开发者

MySQL query - possible to include this clause?

开发者_如何学C

I have the following query, which retrieves 4 adverts from certain categories in a random order.

At the moment, if a user has more than 1 advert, then potentially all of those ads might be retrieved - I need to limit it so that only 1 ad per user is displayed.

Is this possible to achieve in the same query?

SELECT      a.advert_id, a.title, a.url, a.user_id, 
            FLOOR(1 + RAND() * x.m_id) 'rand_ind' 

FROM        adverts AS a
INNER JOIN  advert_categories AS ac
ON          a.advert_id = ac.advert_id,
(
            SELECT MAX(t.advert_id) - 1 'm_id' 
            FROM adverts t
)           x

WHERE       ac.category_id IN 
(
            SELECT category_id
            FROM website_categories
            WHERE website_id = '8'
)
AND         a.advert_type = 'text'

GROUP BY    a.advert_id
ORDER BY    rand_ind 
LIMIT       4


Note: The solution is the last query at the bottom of this answer.

Test Schema and Data

create table adverts (
    advert_id int primary key, title varchar(20), url varchar(20), user_id int, advert_type varchar(10))
;
create table advert_categories (
    advert_id int, category_id int, primary key(category_id, advert_id))
;
create table website_categories (
    website_id int, category_id int, primary key(website_id, category_id))
;
insert website_categories values
    (8,1),(8,3),(8,5),
    (1,1),(2,3),(4,5)
;
insert adverts (advert_id, title, user_id) values
    (1, 'StackExchange', 1),
    (2, 'StackOverflow', 1),
    (3, 'SuperUser', 1),
    (4, 'ServerFault', 1),
    (5, 'Programming', 1),
    (6, 'C#', 2),
    (7, 'Java', 2),
    (8, 'Python', 2),
    (9, 'Perl', 2),
   (10, 'Google', 3)
;
update adverts set advert_type = 'text'
;
insert advert_categories values
    (1,1),(1,3),
    (2,3),(2,4),
    (3,1),(3,2),(3,3),(3,4),
    (4,1),
    (5,4),
    (6,1),(6,4),
    (7,2),
    (8,1),
    (9,3),
   (10,3),(10,5)
;

Data properties

  • each website can belong to multiple categories
  • for simplicity, all adverts are of type 'text'
  • each advert can belong to multiple categories. If a website has multiple categories that are matched multiple times in advert_categories for the same user_id, this causes the advert_id's to show twice when using a straight join between 3 tables in the next query.

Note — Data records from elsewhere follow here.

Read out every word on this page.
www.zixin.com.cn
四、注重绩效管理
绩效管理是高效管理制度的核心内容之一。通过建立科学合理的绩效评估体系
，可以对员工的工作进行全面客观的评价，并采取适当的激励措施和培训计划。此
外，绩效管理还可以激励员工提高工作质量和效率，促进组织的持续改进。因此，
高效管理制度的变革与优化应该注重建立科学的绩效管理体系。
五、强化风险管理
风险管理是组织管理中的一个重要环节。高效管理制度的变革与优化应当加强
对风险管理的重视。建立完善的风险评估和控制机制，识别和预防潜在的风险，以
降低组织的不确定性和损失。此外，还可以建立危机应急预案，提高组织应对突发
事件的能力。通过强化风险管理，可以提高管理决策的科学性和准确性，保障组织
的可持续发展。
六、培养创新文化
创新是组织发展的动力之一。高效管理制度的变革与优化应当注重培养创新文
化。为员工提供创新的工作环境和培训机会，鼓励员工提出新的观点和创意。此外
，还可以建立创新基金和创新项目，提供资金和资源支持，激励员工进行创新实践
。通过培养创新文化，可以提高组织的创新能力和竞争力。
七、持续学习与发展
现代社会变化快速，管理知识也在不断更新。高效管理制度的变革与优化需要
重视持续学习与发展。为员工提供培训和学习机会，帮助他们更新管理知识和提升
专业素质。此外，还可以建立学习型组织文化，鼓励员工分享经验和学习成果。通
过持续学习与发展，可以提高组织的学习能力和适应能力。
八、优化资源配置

This query joins the 3 tables together (notice that ids 1, 3 and 10 each appear twice)

select *
from website_categories wc
inner join advert_categories ac on wc.category_id = ac.category_id
inner join adverts a on a.advert_id = ac.advert_id and  a.advert_type = 'text'
where wc.website_id='8'
order by a.advert_id

To make each website show only once, this is the core query to show all eligible ads, each only once

        select *
        from adverts a
        where a.advert_type = 'text'
          and exists (
            select *
            from website_categories wc
            inner join advert_categories ac on wc.category_id = ac.category_id
            where wc.website_id='8'
              and a.advert_id = ac.advert_id)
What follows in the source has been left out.